The family moved on from the case until earlier this year, when Duncan and Leanne Lillefloren stopped by a going away party for the son of Leanne’s best friend. While there, an acquaintance sat down at a table next to them and, according to Leanne, said: “I thought you’d want to see this.”
It was a report from Jalopnik, they said, about a spate of fatal crashes involving the G159, and the long-running effort by an Arizona attorney to get regulators to examine the tire.
“Twenty minutes later, Nichole and I are looking at each other,” Lillefloren said. “Nichole leaves the party because she’s so angry that she had spent all this time and energy trying to prove that something was wrong. And then this article.”
Duncan kept saying “that tire number sounds familiar,” Lillefloren said. After Duncan returned home later that night, she forwarded a copy of the accident report to her step-sister and confirmed: “It’s the same tire.”
“I was pissed,” Duncan said. “I was mad, I couldn’t sleep the rest of the night. I was so angry.”
They spoke with an attorney about filing possible legal action, but soon realized it was a nearly-impossible gambit. Still, Duncan and Lillefloren think Goodyear should be held accountable for the number of accidents linked to the tire. The recent reports about the G159 have rekindled the unsettled feelings they shared so many years ago.
“Our family has endured a lot of loss,” Lillefloren said. “To have somebody taken for that reason, that bothers me more.”
Duncan added, “Our kids don’t have a memory of their grandparents.”
The family recently wrote to attorney Kurtz in Arizona, summarizing their story and the reason they’d contemplated speaking out.
“At the time, as we tried to process our shock and grief, and understand how this could have happened, we of course had no way of knowing about the history with this tire,” the letter said.
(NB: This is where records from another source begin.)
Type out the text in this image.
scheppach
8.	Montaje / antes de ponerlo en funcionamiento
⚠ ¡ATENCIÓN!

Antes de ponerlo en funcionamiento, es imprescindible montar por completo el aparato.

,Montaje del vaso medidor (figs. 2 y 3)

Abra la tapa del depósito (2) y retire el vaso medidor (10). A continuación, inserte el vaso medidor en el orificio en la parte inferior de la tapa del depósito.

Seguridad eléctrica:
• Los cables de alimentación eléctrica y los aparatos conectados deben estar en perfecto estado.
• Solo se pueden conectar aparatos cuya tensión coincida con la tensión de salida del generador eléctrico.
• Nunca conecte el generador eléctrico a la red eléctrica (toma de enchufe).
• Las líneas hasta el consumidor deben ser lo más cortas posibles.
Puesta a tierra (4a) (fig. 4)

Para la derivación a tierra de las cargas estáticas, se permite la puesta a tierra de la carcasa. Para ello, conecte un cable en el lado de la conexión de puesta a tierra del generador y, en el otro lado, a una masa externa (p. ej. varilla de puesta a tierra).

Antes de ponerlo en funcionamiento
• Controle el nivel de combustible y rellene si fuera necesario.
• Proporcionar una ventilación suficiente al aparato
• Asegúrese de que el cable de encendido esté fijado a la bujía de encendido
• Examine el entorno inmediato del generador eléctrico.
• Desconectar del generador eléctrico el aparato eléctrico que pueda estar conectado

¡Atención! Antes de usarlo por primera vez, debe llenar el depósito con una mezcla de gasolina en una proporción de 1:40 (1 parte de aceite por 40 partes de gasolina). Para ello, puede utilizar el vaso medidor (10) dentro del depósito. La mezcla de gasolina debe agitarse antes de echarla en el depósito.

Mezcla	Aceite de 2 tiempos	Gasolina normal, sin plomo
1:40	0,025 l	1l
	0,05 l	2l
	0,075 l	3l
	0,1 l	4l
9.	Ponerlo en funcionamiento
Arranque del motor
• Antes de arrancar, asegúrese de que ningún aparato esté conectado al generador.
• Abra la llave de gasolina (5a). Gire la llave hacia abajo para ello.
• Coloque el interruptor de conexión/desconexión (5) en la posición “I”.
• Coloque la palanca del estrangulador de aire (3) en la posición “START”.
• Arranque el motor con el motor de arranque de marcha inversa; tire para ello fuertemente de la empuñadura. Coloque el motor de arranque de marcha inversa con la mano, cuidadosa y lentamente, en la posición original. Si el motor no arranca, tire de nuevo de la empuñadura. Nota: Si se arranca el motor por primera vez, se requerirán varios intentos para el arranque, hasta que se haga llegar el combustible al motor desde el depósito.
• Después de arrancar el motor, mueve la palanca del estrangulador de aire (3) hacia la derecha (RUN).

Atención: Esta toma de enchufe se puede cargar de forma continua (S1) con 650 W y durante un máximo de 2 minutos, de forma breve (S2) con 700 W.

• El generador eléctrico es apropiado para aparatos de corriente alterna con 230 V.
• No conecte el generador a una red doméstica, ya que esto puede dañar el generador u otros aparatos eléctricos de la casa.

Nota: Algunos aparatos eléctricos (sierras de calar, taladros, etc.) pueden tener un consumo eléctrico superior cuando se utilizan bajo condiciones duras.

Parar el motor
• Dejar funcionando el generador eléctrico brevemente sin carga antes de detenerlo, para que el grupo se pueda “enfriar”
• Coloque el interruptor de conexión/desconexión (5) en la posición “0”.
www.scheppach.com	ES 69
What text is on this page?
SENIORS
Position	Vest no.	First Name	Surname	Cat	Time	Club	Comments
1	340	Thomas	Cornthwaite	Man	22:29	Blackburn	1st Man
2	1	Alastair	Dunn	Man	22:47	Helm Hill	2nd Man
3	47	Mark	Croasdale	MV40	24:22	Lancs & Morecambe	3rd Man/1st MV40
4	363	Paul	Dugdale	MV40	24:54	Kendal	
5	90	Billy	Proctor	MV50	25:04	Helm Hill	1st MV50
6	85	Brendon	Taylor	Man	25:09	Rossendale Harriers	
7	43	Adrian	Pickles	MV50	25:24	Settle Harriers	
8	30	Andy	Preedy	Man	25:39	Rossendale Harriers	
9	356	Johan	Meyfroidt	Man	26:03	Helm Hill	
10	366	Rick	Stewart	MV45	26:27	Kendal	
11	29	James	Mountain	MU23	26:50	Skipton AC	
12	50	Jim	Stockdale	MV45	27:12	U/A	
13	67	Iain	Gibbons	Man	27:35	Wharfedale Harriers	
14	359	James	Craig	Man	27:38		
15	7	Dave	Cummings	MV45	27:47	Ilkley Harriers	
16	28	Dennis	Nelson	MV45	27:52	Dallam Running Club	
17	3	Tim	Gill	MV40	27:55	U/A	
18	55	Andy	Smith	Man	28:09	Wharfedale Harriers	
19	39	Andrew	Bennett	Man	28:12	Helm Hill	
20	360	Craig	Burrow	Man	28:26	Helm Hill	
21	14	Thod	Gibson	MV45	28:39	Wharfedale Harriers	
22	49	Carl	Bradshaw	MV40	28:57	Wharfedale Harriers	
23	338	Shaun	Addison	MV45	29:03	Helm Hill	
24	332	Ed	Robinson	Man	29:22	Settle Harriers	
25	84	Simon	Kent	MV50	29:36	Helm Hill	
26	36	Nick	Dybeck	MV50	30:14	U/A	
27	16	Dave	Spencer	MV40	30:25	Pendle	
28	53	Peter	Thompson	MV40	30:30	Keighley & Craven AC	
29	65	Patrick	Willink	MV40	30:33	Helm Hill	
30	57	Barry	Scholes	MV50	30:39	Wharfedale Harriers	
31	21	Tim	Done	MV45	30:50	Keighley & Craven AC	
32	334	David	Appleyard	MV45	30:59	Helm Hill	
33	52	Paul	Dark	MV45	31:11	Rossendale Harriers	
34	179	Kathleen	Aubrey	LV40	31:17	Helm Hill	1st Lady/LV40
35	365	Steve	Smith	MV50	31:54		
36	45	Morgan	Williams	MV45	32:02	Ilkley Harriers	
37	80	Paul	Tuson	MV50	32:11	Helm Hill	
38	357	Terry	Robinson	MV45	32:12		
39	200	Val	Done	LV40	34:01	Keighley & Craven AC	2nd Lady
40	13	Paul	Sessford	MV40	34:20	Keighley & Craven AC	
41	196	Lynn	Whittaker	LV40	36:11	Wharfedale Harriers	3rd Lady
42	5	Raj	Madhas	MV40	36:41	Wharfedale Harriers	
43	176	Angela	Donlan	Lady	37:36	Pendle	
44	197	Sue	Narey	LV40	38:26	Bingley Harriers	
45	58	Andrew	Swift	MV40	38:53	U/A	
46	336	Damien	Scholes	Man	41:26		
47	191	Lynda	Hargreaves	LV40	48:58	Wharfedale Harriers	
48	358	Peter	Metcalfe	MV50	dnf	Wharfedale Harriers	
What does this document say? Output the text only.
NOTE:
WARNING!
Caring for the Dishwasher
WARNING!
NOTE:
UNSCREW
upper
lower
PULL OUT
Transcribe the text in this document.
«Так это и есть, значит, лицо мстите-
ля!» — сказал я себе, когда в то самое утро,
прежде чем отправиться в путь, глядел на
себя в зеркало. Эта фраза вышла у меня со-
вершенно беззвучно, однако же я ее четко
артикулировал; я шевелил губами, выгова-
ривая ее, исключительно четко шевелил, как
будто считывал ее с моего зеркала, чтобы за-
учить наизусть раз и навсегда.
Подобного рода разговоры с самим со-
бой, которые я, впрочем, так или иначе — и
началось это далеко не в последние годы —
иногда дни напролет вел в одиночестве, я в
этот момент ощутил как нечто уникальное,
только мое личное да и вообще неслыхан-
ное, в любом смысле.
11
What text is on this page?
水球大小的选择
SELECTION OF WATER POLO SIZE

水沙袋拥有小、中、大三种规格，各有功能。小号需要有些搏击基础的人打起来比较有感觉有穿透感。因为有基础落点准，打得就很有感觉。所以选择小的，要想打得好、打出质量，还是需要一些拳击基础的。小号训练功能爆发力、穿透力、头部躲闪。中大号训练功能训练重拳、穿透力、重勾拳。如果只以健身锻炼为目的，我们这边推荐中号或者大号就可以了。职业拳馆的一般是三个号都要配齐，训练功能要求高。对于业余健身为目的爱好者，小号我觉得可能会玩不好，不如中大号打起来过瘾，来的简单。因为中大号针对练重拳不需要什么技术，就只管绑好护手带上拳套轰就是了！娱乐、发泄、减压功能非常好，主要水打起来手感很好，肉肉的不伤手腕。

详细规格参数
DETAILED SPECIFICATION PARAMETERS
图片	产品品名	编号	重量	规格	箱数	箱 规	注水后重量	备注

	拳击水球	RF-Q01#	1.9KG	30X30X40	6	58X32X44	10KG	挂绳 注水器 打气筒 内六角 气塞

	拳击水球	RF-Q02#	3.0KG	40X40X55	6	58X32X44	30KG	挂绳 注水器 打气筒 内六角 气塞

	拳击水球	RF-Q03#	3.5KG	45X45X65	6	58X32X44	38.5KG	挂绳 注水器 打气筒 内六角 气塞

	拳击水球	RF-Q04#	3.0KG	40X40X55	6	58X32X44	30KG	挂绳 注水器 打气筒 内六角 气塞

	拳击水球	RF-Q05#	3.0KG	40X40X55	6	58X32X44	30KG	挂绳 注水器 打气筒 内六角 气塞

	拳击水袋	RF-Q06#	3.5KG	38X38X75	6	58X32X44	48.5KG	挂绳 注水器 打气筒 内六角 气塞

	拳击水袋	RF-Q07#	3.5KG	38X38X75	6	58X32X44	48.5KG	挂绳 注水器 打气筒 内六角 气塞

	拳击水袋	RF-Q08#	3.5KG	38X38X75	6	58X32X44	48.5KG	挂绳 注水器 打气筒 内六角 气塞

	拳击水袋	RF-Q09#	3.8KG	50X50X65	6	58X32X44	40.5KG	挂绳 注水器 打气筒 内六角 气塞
“Ruth’s death seemed so shocking and senseless. We did everything we thought we could at the time. We requested vehicle safety reports, hired lawyers and engineering experts, all trying to determine if there might be some kind of product liability lawsuit we could bring, and we came up empty.”
Even if a lawsuit isn’t possible, the letter said, “we still want you to be aware of her story, of our story, if it might help you hold Goodyear accountable somewhere.”
At the very least, the family said, with everything captured by the lawsuits and reports that showed how Goodyear managed to keep a lid on evidence about the G159 through the use of secret settlements, they now “know why we came up empty.”
Despite never having met Kurtz, they thanked him for his work.
“It would have meant a great deal to Dennis,” the letter said, “if he had lived long enough, to know what we know now about the G159 tire.”